The "low intelligence and high credulity"[45] of a public which, periodically and in the last resort, is entrusted with an imperial mission among several hundred millions of people may be measured by the belief accorded to a single allegation. In the course of the trial frequent reference was made to a "black book," then romantically entrusted to the blackmailing custody of Prince Wilhelm of Wied, in which were recorded the names of at least 47,000 people who occupied some prominent position in English society and who lay, by reason of their vices, at the mercy of the first enemy who threatened them. Any one whose work has taken him among books, any one who has had occasion to consult a card-index, would know that it requires a bulky catalogue to print, even in "brilliant," 47,000 names with enough crimesheet to each to ensure that its bearer could be hushed or drummed out of public life. The book, whatever its size, was filled with matter so confidential that, when a taste of its contents was to be offered to an officer who was conveniently dead before the case came to trial, it had to be carried beyond the reach of spies and eavesdroppers and laid bare under the sky of the English countryside; there was no room, there was no open space in London where its guilty secrets could be revealed. The limits of a novelist's daring are more quickly reached than those of a jury's simple faith.

This case, with its startling blend of melodrama and pruriency, wounded and injured in greater or lesser degree everyone whose name the learned judge tolerantly allowed to be mentioned. That, perhaps, was the fortune of law as administered, with all the responsibility and decorum attaching to his great office, by Mr. Justice Darling. What was said really does not matter so much as that thousands of people believed it to be true. By this test, if it were indeed ever needed, a big part of the British public shewed itself to be as ignorant, suspicious, cruel and base-minded as any big part of any other public, including that which had persecuted Dreyfus—to the righteous indignation of the equitable English. And, though perhaps the ignorance and suspicion, the base-mindedness and cruelty were the after-result of fear, from which the Englishman suffers as much as any one else, the public temper at the time of the Pemberton-Billing trial—not wholly unlike the temper of a mob in a southern state when a negro is being lynched—survived when fear had been laid to rest: ignorance and suspicion, fear, revenge and greed provided the atmosphere of the conference in which the statesmen of the world met together to contrive a peace which should end war.
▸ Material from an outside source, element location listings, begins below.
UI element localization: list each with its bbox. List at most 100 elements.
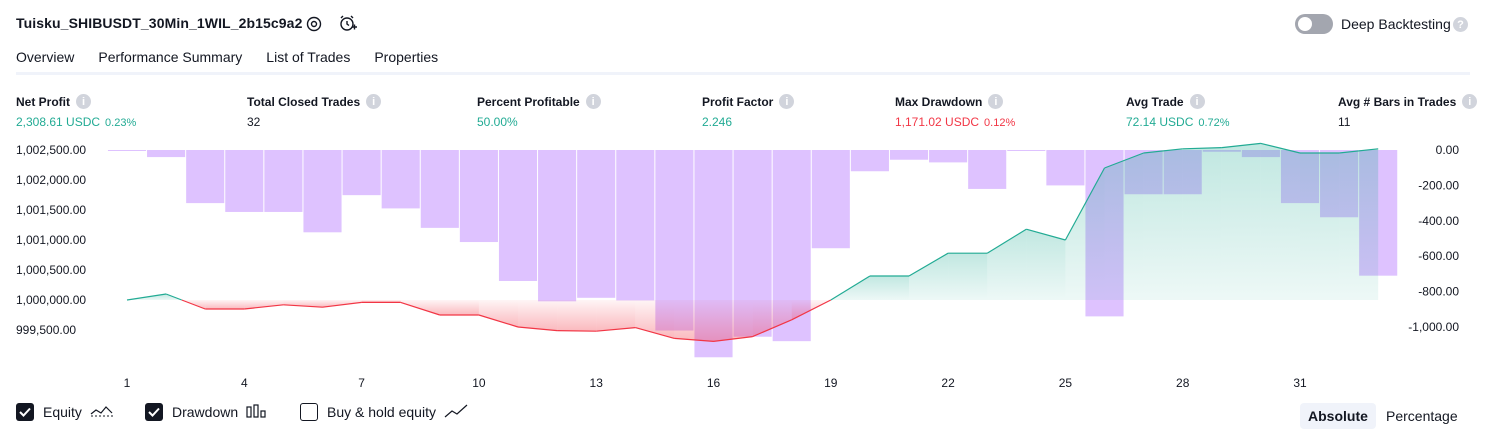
equity-line-segment: [283, 304, 323, 308]
settings-icon[interactable]: [304, 14, 324, 34]
buy-hold-checkbox[interactable]: [300, 403, 318, 421]
equity-profit-area: [1065, 168, 1105, 300]
equity-line-segment: [596, 327, 636, 332]
drawdown-bar: [225, 150, 264, 212]
x-axis-tick-label: 10: [472, 376, 486, 390]
equity-loss-area: [635, 300, 675, 339]
tab-performance-summary[interactable]: Performance Summary: [98, 49, 243, 65]
drawdown-bar: [1007, 150, 1046, 151]
left-axis-tick-label: 1,002,500.00: [16, 143, 86, 157]
info-icon[interactable]: i: [76, 94, 91, 109]
info-icon[interactable]: i: [779, 94, 795, 109]
left-axis-tick-label: 1,002,000.00: [16, 173, 86, 187]
mode-absolute-button[interactable]: Absolute: [1300, 403, 1376, 429]
x-axis-tick-label: 7: [358, 376, 365, 390]
metric-avg-bars: Avg # Bars in Trades i 11: [1338, 94, 1478, 129]
deep-backtesting-label: Deep Backtesting: [1341, 16, 1451, 32]
info-icon[interactable]: i: [1189, 94, 1205, 109]
metric-value: 50.00%: [477, 115, 518, 129]
equity-profit-area: [1300, 153, 1340, 300]
add-alert-icon[interactable]: [338, 13, 358, 33]
x-axis-tick-label: 25: [1059, 376, 1073, 390]
tab-properties[interactable]: Properties: [374, 49, 439, 65]
equity-line-icon: [90, 404, 114, 421]
legend-drawdown[interactable]: Drawdown: [145, 403, 266, 421]
right-axis-tick-label: -800.00: [1418, 285, 1459, 299]
left-axis-tick-label: 1,001,500.00: [16, 203, 86, 217]
equity-profit-area: [1260, 143, 1300, 300]
right-axis-tick-label: 0.00: [1436, 143, 1460, 157]
equity-line-segment: [1104, 152, 1144, 169]
drawdown-bar: [264, 150, 303, 212]
drawdown-bar: [420, 150, 459, 228]
equity-profit-area: [948, 253, 988, 300]
metric-avg-trade: Avg Trade i 72.14 USDC 0.72%: [1126, 94, 1230, 129]
equity-line-segment: [752, 319, 792, 338]
legend-buy-hold-label: Buy & hold equity: [327, 404, 436, 420]
metric-value: 2,308.61 USDC: [16, 115, 101, 129]
equity-line-segment: [165, 293, 182, 301]
help-icon[interactable]: ?: [1453, 17, 1468, 32]
equity-line-segment: [478, 314, 519, 328]
equity-loss-area: [518, 300, 558, 331]
equity-profit-area: [1026, 229, 1066, 300]
metric-profit-factor: Profit Factor i 2.246: [702, 94, 795, 129]
equity-loss-area: [439, 300, 479, 315]
right-axis-tick-label: -200.00: [1418, 178, 1459, 192]
metric-value: 32: [247, 115, 261, 129]
equity-line-segment: [517, 326, 558, 332]
equity-loss-area: [283, 300, 323, 308]
buy-hold-line-icon: [444, 404, 468, 421]
equity-line-segment: [1339, 148, 1379, 154]
right-axis-tick-label: -400.00: [1418, 214, 1459, 228]
drawdown-bar: [889, 150, 929, 160]
legend-buy-hold[interactable]: Buy & hold equity: [300, 403, 468, 421]
metric-label: Profit Factor: [702, 94, 774, 109]
left-axis-tick-label: 1,000,500.00: [16, 263, 86, 277]
strategy-title: Tuisku_SHIBUSDT_30Min_1WIL_2b15c9a2: [16, 15, 303, 31]
equity-checkbox[interactable]: [16, 403, 34, 421]
metric-label: Percent Profitable: [477, 94, 580, 109]
equity-profit-area: [987, 229, 1027, 300]
equity-profit-area: [909, 253, 949, 300]
metric-label: Total Closed Trades: [247, 94, 361, 109]
left-axis-tick-label: 1,000,000.00: [16, 293, 86, 307]
x-axis-tick-label: 16: [707, 376, 721, 390]
equity-line-segment: [1260, 142, 1301, 154]
x-axis-tick-label: 22: [941, 376, 955, 390]
right-axis-tick-label: -1,000.00: [1408, 320, 1459, 334]
equity-line-segment: [181, 299, 206, 310]
equity-loss-area: [674, 300, 714, 342]
drawdown-bar: [538, 150, 577, 302]
info-icon[interactable]: i: [1462, 94, 1478, 109]
equity-line-segment: [1064, 167, 1106, 241]
x-axis-tick-label: 19: [824, 376, 838, 390]
equity-loss-area: [596, 300, 636, 332]
tab-list-of-trades[interactable]: List of Trades: [266, 49, 351, 65]
equity-profit-area: [869, 276, 909, 300]
metric-label: Avg # Bars in Trades: [1338, 94, 1457, 109]
drawdown-bar: [303, 150, 342, 233]
metric-label: Avg Trade: [1126, 94, 1184, 109]
right-axis-tick-label: -600.00: [1418, 249, 1459, 263]
equity-line-segment: [400, 301, 440, 316]
drawdown-bar: [577, 150, 616, 298]
info-icon[interactable]: i: [366, 94, 382, 109]
info-icon[interactable]: i: [988, 94, 1004, 109]
equity-line-segment: [322, 301, 362, 308]
equity-drawdown-chart[interactable]: 1,002,500.00 1,002,000.00 1,001,500.00 1,00…: [0, 140, 1486, 395]
x-axis-tick-label: 1: [124, 376, 131, 390]
equity-line-segment: [1182, 147, 1222, 150]
x-axis-tick-label: 13: [590, 376, 604, 390]
drawdown-bars-icon: [246, 403, 266, 421]
deep-backtesting-toggle[interactable]: [1295, 14, 1333, 34]
equity-loss-area: [478, 300, 518, 327]
drawdown-checkbox[interactable]: [145, 403, 163, 421]
metric-percent: 0.23%: [105, 117, 137, 129]
legend-equity[interactable]: Equity: [16, 403, 114, 421]
equity-line-segment: [713, 336, 753, 342]
equity-line-segment: [674, 337, 714, 342]
info-icon[interactable]: i: [585, 94, 601, 109]
drawdown-bar: [186, 150, 225, 204]
mode-percentage-button[interactable]: Percentage: [1386, 408, 1458, 424]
It was in the power of the prime minister to allay these evil passions or to stimulate them. With the unbounded prestige that attaches to the head of any government still in office at the end of a long war, he could have united all parties in his struggle for a great and durable peace not less certainly than he had united them in his prosecution of the war; as they had responded to every demand in war, so they would have made every sacrifice for peace; as he had curbed their impatience and lightened their despondency, so he could check their greed and set an ideal before their eyes. Mr. Lloyd George saw the light and turned his back upon it. With all an old demagogue's art in playing on popular passion, he outbid the wildest and outdid the most sanguinary: the cry for indemnities and the howl for revenge were drowned in his own shouted promise that England should have her fill of blood and gold if she would but return him to power.